Kapitel 10:

1-13 Denn ich will nicht, dass ihr unkundig seid, Brüder, dass unsere Väter alle unter der Wolke waren und alle durch das Meer hindurchgegangen sind, und alle auf Moses getauft wurden in der Wolke und in dem Meere, und alle dieselbe geistliche Speise aßen, und alle denselben geistlichen Trank tranken; denn sie tranken aus einem geistlichen Felsen, der sie begleitete; der Fels aber war der CHRISTUS. An den meisten derselben aber hatte GOTT kein Wohlgefallen, denn sie sind in der Wüste hingestreckt worden. Diese Dinge aber sind als Vorbilder für uns geschehen, dass wir nicht nach bösen Dingen gelüsten, gleichwie auch jene gelüsteten. Werdet auch nicht Götzendiener, gleichwie etliche von ihnen, wie geschrieben steht: "Das Volk setzte sich nieder, zu essen und zu trinken, und sie standen auf, zu spielen". Auch laßt uns nicht Hurerei treiben, gleichwie etliche von ihnen Hurerei trieben, und es fielen an einem Tage dreiundzwanzigtausend. Laßt uns auch den CHRISTUS nicht versuchen, gleichwie etliche von ihnen ihn versuchten und von den Schlangen umgebracht wurden. Murrt auch nicht, gleichwie etliche von ihnen murrten und von dem Verderber umgebracht wurden. Alle diese Dinge aber widerfuhren jenen als Vorbilder und sind geschrieben worden zu unserer Ermahnung, auf welche das Ende der Zeitalter gekommen ist. Daher, wer zu stehen sich dünkt, sehe zu, dass er nicht falle. Keine Versuchung hat euch ergriffen, als nur eine menschliche; GOTT aber ist treu, der nicht zulassen wird, dass ihr über euer Vermögen versucht werdet, sondern mit der Versuchung auch den Ausgang schaffen wird, so dass ihr sie ertragen könnt.

Speise und Trank

14-22 Darum, meine Geliebten, flieht den Götzendienst. Ich rede als zu Verständigen; beurteilt ihr, was ich sage. Den Kelch der Segnung, den wir segnen, ist er nicht die Gemeinschaft des Blutes des CHRISTUS? Das Brot, das wir brechen, ist es nicht die Gemeinschaft des Leibes CHRISTUS? Denn ein Brot, ein Leib sind wir, die Vielen, denn wir alle nehmen teil an dem einen Brote. Seht auf Israel nach dem Fleische. Sind nicht die, welche die Schlachtopfer essen, in Gemeinschaft mit dem Altar? Was sage ich nun? dass das einem Götzen Geopferte etwas sei? oder dass ein Götzenbild etwas sei? Sondern dass das, was die Nationen opfern, sie den Dämonen opfern und nicht GOTT. Ich will aber nicht, dass ihr Gemeinschaft habt mit den Dämonen. Ihr könnt nicht des Herrn Kelch trinken und der Dämonen Kelch; ihr könnt nicht des Herrn Tisches teilhaftig sein und des Dämonen-Tisches. Oder reizen wir den Herrn zur Eifersucht? Sind wir stärker als er?

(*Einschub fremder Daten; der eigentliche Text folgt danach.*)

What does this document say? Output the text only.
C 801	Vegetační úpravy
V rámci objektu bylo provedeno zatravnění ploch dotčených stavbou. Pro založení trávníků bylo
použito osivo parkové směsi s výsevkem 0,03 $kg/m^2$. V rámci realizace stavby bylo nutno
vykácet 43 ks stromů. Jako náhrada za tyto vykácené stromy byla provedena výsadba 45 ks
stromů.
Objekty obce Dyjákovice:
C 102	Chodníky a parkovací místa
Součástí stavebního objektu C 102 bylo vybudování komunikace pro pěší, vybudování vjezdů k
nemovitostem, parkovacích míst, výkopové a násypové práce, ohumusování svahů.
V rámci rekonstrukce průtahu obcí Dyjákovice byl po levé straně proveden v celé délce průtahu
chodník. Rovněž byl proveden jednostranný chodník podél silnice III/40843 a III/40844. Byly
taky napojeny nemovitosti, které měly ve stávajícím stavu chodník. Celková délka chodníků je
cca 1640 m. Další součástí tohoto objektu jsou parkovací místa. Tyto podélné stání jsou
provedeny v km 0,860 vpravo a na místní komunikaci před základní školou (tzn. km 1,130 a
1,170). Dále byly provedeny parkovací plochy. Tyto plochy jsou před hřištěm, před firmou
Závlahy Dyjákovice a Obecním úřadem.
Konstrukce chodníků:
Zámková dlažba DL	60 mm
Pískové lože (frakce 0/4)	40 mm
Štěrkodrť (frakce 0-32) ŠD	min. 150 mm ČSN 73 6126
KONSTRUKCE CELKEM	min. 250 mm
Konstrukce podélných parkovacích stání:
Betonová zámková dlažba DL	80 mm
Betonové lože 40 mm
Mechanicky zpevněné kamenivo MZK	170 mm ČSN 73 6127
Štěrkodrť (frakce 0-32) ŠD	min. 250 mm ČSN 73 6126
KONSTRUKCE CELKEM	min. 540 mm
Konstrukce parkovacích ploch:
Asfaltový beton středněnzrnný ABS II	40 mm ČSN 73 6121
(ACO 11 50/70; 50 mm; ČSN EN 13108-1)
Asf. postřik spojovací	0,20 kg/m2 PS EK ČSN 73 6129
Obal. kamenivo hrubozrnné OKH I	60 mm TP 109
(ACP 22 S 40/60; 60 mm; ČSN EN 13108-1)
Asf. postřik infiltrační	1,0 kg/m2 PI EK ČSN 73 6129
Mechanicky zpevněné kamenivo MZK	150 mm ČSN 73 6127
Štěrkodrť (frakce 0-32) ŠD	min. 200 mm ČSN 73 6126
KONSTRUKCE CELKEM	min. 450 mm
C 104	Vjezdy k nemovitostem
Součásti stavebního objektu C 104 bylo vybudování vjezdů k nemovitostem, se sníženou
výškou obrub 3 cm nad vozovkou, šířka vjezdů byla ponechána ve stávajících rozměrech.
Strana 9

23-33 Alles ist erlaubt, aber nicht alles ist nützlich; alles ist erlaubt, aber nicht alles erbaut. Niemand suche das Seine, sondern das des anderen. Alles was auf dem Fleischmarkte verkauft wird, eßt, ohne zu untersuchen um des Gewissens willen. Denn "die Erde ist des Herrn und ihre Fülle". Wenn aber jemand von den Ungläubigen euch einladet, und ihr wollt hingehen, so eßt alles, was euch vorgesetzt wird, ohne zu untersuchen um des Gewissens willen. Wenn aber jemand zu euch sagt: Dies ist als Opfer dargebracht worden, so eßt nicht, um jenes willen, der es anzeigt, und um des Gewissens willen, des Gewissens aber, sage ich, nicht deines eigenen, sondern desjenigen des anderen; denn warum wird meine Freiheit von einem anderen Gewissen beurteilt? Wenn ich mit Danksagung teilhabe, warum werde ich gelästert über das, wofür ich danksage? Ob ihr nun eßt oder trinkt oder irgendetwas tut, tut alles zur Ehre GOTTES; gleichwie auch ich mich in allen Dingen allen gefällig mache, indem ich nicht meinen Vorteil suche, sondern den der Vielen, auf dass sie errettet werden.